第55話 王宮の廊下 クリフォードからの苦言

 何度か、ジークフリートと連れだって王宮の書庫に通っていたら、クリフォード・アボットとばったり出会ってしまった。


 偶然では無いよねぇ。

 ジークフリートは、私とクリフォードとの間にさりげなく入ってくれる。

「何か用? クリフォード」

 ジークフリートが言うとスッと礼を執り

「クランベリー公爵がお待ちです」

「約束は無いけど?」

 ジークフリートが怪訝そうな顔になる。

 すると「失礼します」と言って、ジークフリートに耳打ちした。

 ジークフリートは、少し考え込む仕草をして、私に言ってきた。


「ごめんリナ嬢。例の件、私のところにまわってきたようだから、ちょっと会ってくる。クリフォード、リナ嬢を学園御用達の馬車まで送ってもらえないだろうか」

 今日の調べ物は中止かぁ。仕方ない。

うけたまわりました、王太子殿下」

 しかし、例の件って、セドリックの謹慎だろうか。

 確かに、思っていたより長い。こっちから宰相に打診した方が良いのかな。


「リナ様。あまりこんなことを言いたくは無いのですが。王太子殿下はお忙しい方です。学園に入学しても仕事量は減っていません。学園内と同じつもりでこちらにいらしてもらっては困ります」

「申し訳ございません。クリフォード様」

 叱られちゃった。確かに頼りきっちゃったものね。まぁ、謝罪は謝罪として……。王太子に対して耳打ちできる人間って限られるよね。
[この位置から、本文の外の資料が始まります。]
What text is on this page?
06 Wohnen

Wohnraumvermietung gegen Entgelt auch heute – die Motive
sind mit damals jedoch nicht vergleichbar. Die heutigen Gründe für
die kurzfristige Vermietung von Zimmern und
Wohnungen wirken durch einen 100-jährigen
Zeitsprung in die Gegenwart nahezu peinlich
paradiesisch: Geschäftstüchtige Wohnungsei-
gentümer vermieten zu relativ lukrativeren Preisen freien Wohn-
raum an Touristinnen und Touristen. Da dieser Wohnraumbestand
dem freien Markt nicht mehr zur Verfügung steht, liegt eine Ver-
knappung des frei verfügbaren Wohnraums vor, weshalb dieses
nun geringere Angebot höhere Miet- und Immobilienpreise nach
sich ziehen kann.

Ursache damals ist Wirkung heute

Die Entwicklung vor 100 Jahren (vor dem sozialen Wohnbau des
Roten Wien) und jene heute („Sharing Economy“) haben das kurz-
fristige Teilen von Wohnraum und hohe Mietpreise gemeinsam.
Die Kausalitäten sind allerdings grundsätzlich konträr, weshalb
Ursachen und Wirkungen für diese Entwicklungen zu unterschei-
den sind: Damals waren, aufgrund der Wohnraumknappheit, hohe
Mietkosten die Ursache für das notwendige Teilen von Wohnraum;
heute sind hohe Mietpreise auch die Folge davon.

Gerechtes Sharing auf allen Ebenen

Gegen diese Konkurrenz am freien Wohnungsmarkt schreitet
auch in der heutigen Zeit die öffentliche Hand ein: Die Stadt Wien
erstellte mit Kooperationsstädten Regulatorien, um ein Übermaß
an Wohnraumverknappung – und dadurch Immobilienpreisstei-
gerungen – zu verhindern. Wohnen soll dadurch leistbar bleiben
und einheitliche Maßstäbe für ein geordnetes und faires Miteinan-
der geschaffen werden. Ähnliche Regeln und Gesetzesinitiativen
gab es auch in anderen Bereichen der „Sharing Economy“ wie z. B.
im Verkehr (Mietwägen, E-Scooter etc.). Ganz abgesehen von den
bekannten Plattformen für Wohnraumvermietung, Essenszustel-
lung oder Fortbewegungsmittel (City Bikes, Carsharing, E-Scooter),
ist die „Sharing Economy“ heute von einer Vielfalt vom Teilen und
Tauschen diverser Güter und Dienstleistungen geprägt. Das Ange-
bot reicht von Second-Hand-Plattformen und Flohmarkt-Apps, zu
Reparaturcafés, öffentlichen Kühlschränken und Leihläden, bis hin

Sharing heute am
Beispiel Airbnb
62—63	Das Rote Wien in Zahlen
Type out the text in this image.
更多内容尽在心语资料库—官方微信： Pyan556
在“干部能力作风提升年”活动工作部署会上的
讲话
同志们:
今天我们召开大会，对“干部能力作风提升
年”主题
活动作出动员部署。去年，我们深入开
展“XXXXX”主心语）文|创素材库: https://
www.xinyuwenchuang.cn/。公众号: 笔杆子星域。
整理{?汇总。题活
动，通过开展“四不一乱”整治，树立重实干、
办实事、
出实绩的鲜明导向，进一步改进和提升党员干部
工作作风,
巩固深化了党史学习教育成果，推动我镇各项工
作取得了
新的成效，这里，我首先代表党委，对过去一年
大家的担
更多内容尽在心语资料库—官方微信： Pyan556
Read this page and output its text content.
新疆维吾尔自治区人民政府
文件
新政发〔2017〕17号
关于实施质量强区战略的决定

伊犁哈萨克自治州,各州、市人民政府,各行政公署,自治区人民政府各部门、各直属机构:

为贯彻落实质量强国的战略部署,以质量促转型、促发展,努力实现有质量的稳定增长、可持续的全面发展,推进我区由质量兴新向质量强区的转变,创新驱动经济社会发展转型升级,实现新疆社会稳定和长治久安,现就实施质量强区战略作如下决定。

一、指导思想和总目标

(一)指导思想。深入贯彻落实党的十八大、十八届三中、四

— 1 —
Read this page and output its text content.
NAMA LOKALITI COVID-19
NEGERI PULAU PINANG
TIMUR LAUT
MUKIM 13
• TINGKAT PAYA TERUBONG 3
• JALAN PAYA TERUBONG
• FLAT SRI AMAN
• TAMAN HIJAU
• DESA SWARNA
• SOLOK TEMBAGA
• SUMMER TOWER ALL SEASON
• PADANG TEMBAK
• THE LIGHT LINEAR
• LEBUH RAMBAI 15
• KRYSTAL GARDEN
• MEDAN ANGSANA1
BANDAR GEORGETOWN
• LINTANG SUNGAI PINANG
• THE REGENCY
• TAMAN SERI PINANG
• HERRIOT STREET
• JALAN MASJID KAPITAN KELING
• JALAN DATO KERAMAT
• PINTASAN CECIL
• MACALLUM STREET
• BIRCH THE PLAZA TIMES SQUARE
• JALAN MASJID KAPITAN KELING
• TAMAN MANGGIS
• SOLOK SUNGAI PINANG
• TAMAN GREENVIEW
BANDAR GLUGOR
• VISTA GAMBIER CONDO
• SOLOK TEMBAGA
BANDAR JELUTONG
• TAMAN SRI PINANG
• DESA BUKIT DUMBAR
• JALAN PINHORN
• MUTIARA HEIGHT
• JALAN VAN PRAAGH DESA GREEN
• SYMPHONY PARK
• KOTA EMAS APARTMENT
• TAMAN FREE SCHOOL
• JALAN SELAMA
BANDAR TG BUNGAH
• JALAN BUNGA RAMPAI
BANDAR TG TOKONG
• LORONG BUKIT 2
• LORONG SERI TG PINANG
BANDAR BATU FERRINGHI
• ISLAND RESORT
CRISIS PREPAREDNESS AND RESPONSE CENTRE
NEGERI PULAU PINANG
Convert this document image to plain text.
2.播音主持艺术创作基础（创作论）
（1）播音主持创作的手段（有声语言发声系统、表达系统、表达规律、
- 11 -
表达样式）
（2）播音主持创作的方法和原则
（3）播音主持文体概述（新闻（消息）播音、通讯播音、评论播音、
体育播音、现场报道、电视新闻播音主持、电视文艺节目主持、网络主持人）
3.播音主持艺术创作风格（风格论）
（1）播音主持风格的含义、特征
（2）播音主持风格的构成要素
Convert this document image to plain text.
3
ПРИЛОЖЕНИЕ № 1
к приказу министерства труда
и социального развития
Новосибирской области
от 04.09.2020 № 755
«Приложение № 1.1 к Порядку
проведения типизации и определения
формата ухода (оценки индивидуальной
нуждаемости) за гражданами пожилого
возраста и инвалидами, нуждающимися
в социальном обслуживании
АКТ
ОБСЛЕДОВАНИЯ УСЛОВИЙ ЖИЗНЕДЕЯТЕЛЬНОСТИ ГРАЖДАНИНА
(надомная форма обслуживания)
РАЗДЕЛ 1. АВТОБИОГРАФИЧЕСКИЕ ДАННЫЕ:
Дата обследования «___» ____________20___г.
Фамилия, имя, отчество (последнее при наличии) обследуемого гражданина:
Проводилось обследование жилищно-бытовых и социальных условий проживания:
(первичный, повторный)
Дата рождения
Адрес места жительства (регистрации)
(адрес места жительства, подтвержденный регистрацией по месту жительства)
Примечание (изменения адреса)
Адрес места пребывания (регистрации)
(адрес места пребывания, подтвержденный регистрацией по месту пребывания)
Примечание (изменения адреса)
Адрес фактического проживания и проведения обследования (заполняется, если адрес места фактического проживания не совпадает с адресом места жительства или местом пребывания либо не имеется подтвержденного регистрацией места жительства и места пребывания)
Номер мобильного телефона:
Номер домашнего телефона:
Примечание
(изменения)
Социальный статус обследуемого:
 やれやれ、クリフォードの前ではもう少しおバカな子どものふりしたかったんだけど。

 潮時だよね。ジークフリートに、こっちのツケまわして、そのままって訳にはいかないし。


「ライラ、いるんでしょ?」

「はい。おそばに」

 学園のメイド服のまま、跪いて礼執ってるよ。

 クリフォードがビックリしてるじゃん。絶対こいつ性格悪い。

「なんで王太子殿下のところに、こっちのツケがいってるのか、説明してくれる?」

「アボット伯の所為かと」

 そう言われて、クリフォードの方を見る。なるほど、私に釘を刺すために引き離したか。

 にしても、穏健派とはいえ第二王子派持ってくるか? 普通。


「ライラ。今、宰相様に会えるかしら」

「ご案内致します」

「参りましょう。次期宰相候補様」

 複雑な顔をしていたけど、否定は無い。とりあえず、私の後ろから付いてきた。